The two new specimens were discovered by Nthaopa Ntheri and John Nyaphuli in 2010 and 2011 during fieldwork led by Jennifer Botha, a co-author from the University of the Witwatersrand. But it wasn’t until the current team re-examined 77 fossils of Gorgonopsians from the Karoo that they realized this was a new species. (Mr. Nyaphuli was responsible for numerous important fossil discoveries, Dr. Viglietti noted, and passed away in 2020.)

They named the animal Inostrancevia africana, suggesting that its ancestors migrated from the far north to the south across the perilous landmass of Pangean. When their descendants dominated what became southern Africa, they had no real competitors because they fed on herds herbivorous Lystrosaurus.

Juan Carlos Cisneros, a paleontologist specializing in the Permian at Brazil’s Federal University of Piauí, who was not involved in the study, said discovering similar Gorgonopsians in both Russia and South Africa was “unexpected and exciting.”

“Apparently, bad luck for southern predators,” he said, referring to the extinction of Gorgonopsian species just before Inostrancevia africana arrived, was an opportunity for those from the north.

It wasn’t long before Inostrancevia africana was threatened with extinction.
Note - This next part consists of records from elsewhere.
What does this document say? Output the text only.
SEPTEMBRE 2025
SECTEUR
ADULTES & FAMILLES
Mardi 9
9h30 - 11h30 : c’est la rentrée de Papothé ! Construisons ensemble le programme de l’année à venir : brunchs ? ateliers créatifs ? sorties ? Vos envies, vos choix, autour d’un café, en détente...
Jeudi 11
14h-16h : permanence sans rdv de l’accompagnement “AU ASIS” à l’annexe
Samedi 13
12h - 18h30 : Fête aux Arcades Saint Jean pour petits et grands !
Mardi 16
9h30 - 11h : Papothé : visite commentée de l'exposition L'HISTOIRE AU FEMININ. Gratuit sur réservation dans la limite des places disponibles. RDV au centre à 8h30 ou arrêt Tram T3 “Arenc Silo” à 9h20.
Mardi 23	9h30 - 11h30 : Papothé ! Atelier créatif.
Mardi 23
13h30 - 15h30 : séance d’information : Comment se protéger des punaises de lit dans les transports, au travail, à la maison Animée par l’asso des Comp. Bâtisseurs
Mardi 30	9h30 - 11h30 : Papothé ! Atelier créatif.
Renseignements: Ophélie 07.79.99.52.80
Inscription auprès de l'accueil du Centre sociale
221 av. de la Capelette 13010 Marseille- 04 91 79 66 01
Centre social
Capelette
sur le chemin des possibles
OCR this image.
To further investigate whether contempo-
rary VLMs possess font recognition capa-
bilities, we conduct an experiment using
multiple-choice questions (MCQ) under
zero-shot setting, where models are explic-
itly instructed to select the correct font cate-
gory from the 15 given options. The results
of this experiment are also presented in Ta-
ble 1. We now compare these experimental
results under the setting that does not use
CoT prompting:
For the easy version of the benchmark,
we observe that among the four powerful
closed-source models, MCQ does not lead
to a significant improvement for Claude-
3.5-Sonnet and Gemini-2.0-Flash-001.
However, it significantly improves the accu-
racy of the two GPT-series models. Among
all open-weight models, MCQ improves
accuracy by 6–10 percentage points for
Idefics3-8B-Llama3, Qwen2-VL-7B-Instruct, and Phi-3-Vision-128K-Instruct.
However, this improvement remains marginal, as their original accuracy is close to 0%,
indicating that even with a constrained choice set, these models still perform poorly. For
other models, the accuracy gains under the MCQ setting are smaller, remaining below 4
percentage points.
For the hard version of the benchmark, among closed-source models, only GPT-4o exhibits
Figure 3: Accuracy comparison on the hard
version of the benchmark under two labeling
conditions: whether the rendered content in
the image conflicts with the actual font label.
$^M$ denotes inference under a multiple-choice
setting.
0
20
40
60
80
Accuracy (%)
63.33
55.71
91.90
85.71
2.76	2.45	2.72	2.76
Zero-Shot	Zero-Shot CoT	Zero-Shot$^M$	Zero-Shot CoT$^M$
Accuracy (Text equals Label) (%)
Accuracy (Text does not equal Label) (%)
This discovery, the team points out, offers lessons we should heed.

“What killed the gorgonopsians and their whole ecosystem,” said Dr. Viglietti, “was a warming crisis spanning hundreds of thousands of years.” She noted that in today’s world “we see the same changes over the course of a single human lifetime.”

Dr. Kammerer also sees the discovery as an opportunity to take another look at the Permian-Triassic extinction event, often overlooked in favor of the age of dinosaurs that followed.

“Without this extinction, there’s every indication that primordial mammals would have continued to rule the Earth,” he said, “and the ancestors of dinosaurs might never have had a chance.”

Leave A Reply

Your email address will not be published.